ユキマチの塔

@Nissyu_3

吸血鬼の王

チチチ、と鳥の鳴き声がする。それにふぁ、と小さく欠伸を溢しながらゆっくりと寝床から起き上がった。木漏れ日程度しか射さない日差しはここに住ませている子供を思うなら増やすべきか、しかしこれ以上増やすのはまだ俺には苦しい、等と考えていると背後から隠れて俺に近付く気配が一つ。まだやる気があるのかとククッと笑いながら気配の方へ視線を向ける。
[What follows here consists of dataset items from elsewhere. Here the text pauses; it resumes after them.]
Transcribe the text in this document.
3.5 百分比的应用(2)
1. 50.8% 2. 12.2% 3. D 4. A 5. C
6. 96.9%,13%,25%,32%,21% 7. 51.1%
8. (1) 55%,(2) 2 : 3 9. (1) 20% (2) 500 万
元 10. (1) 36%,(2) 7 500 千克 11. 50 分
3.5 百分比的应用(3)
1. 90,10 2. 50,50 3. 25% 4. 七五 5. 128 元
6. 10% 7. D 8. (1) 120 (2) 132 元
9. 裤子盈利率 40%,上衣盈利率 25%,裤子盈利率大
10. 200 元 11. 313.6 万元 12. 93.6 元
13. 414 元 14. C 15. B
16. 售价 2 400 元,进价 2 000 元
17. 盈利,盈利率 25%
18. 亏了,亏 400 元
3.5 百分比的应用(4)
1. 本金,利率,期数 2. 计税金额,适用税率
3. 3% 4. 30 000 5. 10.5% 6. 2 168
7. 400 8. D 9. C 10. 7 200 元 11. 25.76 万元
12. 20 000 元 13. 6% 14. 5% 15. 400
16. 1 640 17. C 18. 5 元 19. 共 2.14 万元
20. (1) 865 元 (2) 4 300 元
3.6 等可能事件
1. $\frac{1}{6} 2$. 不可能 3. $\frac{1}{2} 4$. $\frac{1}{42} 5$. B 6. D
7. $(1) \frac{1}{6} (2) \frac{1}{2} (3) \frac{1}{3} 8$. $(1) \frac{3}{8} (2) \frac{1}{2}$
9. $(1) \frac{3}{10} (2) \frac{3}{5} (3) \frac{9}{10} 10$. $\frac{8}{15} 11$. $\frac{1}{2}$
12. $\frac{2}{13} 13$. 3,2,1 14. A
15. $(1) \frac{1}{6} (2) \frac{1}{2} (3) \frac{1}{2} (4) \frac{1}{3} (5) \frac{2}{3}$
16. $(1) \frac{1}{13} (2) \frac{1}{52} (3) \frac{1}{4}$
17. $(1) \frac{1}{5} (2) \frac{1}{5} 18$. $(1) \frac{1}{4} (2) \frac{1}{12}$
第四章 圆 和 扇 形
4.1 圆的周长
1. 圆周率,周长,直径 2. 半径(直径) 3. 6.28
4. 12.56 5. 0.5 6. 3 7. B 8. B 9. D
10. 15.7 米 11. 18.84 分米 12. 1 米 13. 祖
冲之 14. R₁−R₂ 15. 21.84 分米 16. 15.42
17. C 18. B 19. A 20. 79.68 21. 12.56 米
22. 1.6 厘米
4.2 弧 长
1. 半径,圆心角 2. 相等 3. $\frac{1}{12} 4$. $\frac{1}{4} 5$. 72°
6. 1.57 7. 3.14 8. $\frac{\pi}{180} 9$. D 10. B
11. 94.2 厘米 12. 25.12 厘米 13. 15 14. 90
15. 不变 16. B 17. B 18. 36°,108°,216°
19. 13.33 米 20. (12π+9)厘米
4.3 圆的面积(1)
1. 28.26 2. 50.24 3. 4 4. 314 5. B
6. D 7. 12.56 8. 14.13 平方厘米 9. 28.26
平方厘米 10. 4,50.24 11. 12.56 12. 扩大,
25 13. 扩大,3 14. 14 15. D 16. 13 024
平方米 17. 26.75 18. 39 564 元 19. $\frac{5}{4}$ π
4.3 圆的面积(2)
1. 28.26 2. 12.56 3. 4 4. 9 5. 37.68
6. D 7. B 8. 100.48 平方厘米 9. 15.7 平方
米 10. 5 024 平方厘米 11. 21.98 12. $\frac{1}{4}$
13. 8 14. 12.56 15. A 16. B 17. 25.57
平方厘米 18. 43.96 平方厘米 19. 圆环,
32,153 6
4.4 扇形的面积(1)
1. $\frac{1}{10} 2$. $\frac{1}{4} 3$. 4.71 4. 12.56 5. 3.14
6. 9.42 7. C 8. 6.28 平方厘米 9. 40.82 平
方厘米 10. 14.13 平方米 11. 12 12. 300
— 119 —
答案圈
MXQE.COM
「隠れきれてねぇぞ、俺に一撃やりてぇなら魔術も使って隠せ」


その気配…ユウは観念したように柱の後ろから出てきて不機嫌なことを隠しもせずに俺を見る。


「…はい、朝食をとってから鍛錬に行ってきます」


そう告げると走って食堂へ向かう。揺れるポニーテールを眺めながら魔術師じゃねぇし切らせてもいっか、なんて考えているとガチャリとすぐ近くの扉が開かれ中からカイが出てきた。まだ髪を纏めておらずずるずると髪を引きずっている。


「おはようございます」

「おう、はよ」

「ソラをおこしてきますね」

「よろしくなぁー」


カイはゆっくり歩きながら魔術で髪を纏めていく。器用だな、なんて思いながらそのまま食堂に着くと一人一人違う料理が置いてある。俺はサーモンのマリネを食べてる妻…ニーシャの首筋にキスを落としてゆっくり牙を突き立て、溢れ出る甘い血をゆっくり飲んでいき、もう、と彼女が白旗を立ててのを聞きゆっくりと牙を抜く。まだ少し残る血液も舐め取りニーシャの頬にキスを落とすと彼女も俺にキスを返してきて胸が暖かくなる。


「おはよう、ゼロさん」

「あぁ、おはようニーシャ」

「…私も、ルフさんも、見てるのに」

「テメェもそろそろ見慣れてるだろ」

「思春期って知ってる?」


ユウとルフの言葉を聞こえなかったふりをしながらニーシャといちゃついているとドアが開かれカイに抱き上げられながらソラが入ってきた。


「おはよう!父さん、母さん」


明るい笑顔で俺達に笑いかける愛息子に俺達も笑いながら一家団欒を楽しむ。最愛の妻であり最高の眷属であるニーシャ、ニーシャとの唯一の息子であるソラ。捨て子だった所を拾い育てたユウに複雑な事情でソラと共に生きなければいけないカイ、俺に憧れて俺の眷属になることを望んだルフ。愛おしい家族に囲まれながら俺ははぐれ吸血鬼として幸せな日常を過ごしている。